Majority of Voters Think Congress Should Investigate Biden’s Botched Afghanistan Withdrawal

President Joe Biden makes remarks as he meets with President of Ukraine Volodymyr Zelenskyy in the Oval Office, Wednesday, Sept.1, 2021. (Photo by Doug Mills/The New York Times)
Doug Mills/The New York Times

A majority of voters want Congress to investigate President Joe Biden’s botched Afghanistan withdrawal, according to a Rasmussen poll released on Thursday.

The survey found that 62 percent of likely U.S. voters believe Congress should investigate how the U.S. withdrawal from Afghanistan was handled. Twenty-eight percent are against a congressional investigation and 10 percent are not sure.

Broken down by political affiliation, 80 percent of Republicans, 47 percent of Democrats, and 59 percent of unaffiliated voters think Congress should investigate the withdrawal, in which 13 U.S. troops were killed and hundreds of Americans were left behind. 

President Joe Biden’s strongest supporters are most likely to oppose an investigation, according to the poll, which surveyed 1,000 likely U.S. voters between August 30-31, 2021. The margin of sampling error is +/- 3 percentage points with a 95% level of confidence. Among those polled who highly rate Biden’s job performance, 66 percent say Congress should not investigate the withdrawal. In comparison, out of those who strongly disapprove of Biden 89 percent say an investigation should take place.  

Joe Biden's Approval

President Joe Biden turns to leave the podium after speaking about the end of the war in Afghanistan from the State Dining Room of the White House, August 31, 2021, in Washington. (AP Photo/Evan Vucci)

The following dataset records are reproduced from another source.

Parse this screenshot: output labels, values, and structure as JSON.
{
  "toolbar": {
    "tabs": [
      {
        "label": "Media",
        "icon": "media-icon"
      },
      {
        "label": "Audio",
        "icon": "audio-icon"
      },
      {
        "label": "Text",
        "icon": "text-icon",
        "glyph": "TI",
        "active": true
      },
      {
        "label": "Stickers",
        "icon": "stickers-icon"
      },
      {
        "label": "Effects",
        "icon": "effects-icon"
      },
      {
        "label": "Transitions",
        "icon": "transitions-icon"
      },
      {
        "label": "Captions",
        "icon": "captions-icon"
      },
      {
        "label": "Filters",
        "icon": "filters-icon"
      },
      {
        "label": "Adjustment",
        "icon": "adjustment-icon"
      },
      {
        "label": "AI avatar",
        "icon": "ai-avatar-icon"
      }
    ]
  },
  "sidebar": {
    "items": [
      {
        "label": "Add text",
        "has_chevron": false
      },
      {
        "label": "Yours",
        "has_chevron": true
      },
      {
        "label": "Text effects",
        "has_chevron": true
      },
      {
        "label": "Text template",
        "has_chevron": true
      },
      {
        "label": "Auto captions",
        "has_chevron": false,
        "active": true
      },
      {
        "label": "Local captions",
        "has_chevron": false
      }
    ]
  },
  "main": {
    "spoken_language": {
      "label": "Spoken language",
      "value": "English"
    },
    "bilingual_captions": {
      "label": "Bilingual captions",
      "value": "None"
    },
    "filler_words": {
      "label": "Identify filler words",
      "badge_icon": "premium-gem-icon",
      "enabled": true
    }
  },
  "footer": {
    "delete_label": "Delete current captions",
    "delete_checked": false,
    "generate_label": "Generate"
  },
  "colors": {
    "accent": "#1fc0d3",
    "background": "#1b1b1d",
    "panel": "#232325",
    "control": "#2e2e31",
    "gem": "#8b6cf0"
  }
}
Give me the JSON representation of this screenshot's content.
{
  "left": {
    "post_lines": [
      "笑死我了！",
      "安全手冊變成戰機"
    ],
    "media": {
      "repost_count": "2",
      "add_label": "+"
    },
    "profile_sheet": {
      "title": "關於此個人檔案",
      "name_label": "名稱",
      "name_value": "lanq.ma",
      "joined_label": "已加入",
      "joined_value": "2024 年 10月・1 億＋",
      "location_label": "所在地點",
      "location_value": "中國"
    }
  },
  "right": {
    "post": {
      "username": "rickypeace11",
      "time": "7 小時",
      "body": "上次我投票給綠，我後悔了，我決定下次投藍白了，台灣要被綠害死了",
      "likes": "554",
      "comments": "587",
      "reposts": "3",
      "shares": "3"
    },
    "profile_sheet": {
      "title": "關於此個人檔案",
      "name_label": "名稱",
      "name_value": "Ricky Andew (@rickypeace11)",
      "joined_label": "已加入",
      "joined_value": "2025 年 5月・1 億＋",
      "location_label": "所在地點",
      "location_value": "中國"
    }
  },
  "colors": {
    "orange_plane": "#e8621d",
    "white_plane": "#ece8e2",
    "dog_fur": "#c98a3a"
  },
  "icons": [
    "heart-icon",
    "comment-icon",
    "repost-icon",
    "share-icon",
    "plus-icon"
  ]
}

Less than a third of voters think the withdrawal was successful, despite Biden calling it an “extraordinary success.” In contrast to the commander-in-chief’s optimism, 65 percent believe the mission was unsuccessful, including 47 percent who say it was “not at all successful.”

Democrats are more lenient when it comes to their view of the withdrawal from Afghanistan. Fifty-one percent say it was at “at least somewhat successful.” Only 15 percent of Republicans and 25 percent of affiliated voters feel the same way.

The White House said Friday that Biden still had confidence in his generals and in Secretary of State Antony Blinken after their disastrous performance in Afghanistan. On the contrary, more than two-thirds (68 percent) of Republicans believe that U.S. generals and officials involved in planning the withdrawal should be forced to resign, but only 34 percent of Democrats and 44 percent of unaffiliated voters agree.

Taliban special force fighters arrive inside the Hamid Karzai International Airport after the U.S. military's withdrawal, in Kabul, Afghanistan, Tuesday, Aug. 31, 2021. The Taliban were in full control of Kabul's international airport on Tuesday, after the last U.S. plane left its runway, marking the end of America's longest war. (AP Photo/Khwaja Tawfiq Sediqi)

Taliban special force fighters arrive inside the Hamid Karzai International Airport after the U.S. military’s withdrawal, in Kabul, Afghanistan, August 31, 2021. (AP Photo/Khwaja Tawfiq Sediqi)

Earlier in the evacuation process, Democratic-led congressional committees vowed to press Biden’s administration on what went wrong. 

For two weeks, Republicans called on Senate Majority Leader Chuck Schumer (D-NY) and House Speaker Nancy Pelosi (D-CA) “to launch a bipartisan and bicameral investigation into the Biden administration’s failed withdrawal of American forces. They’ve done absolutely nothing,” Sen. Rick Scott (R-FL) said.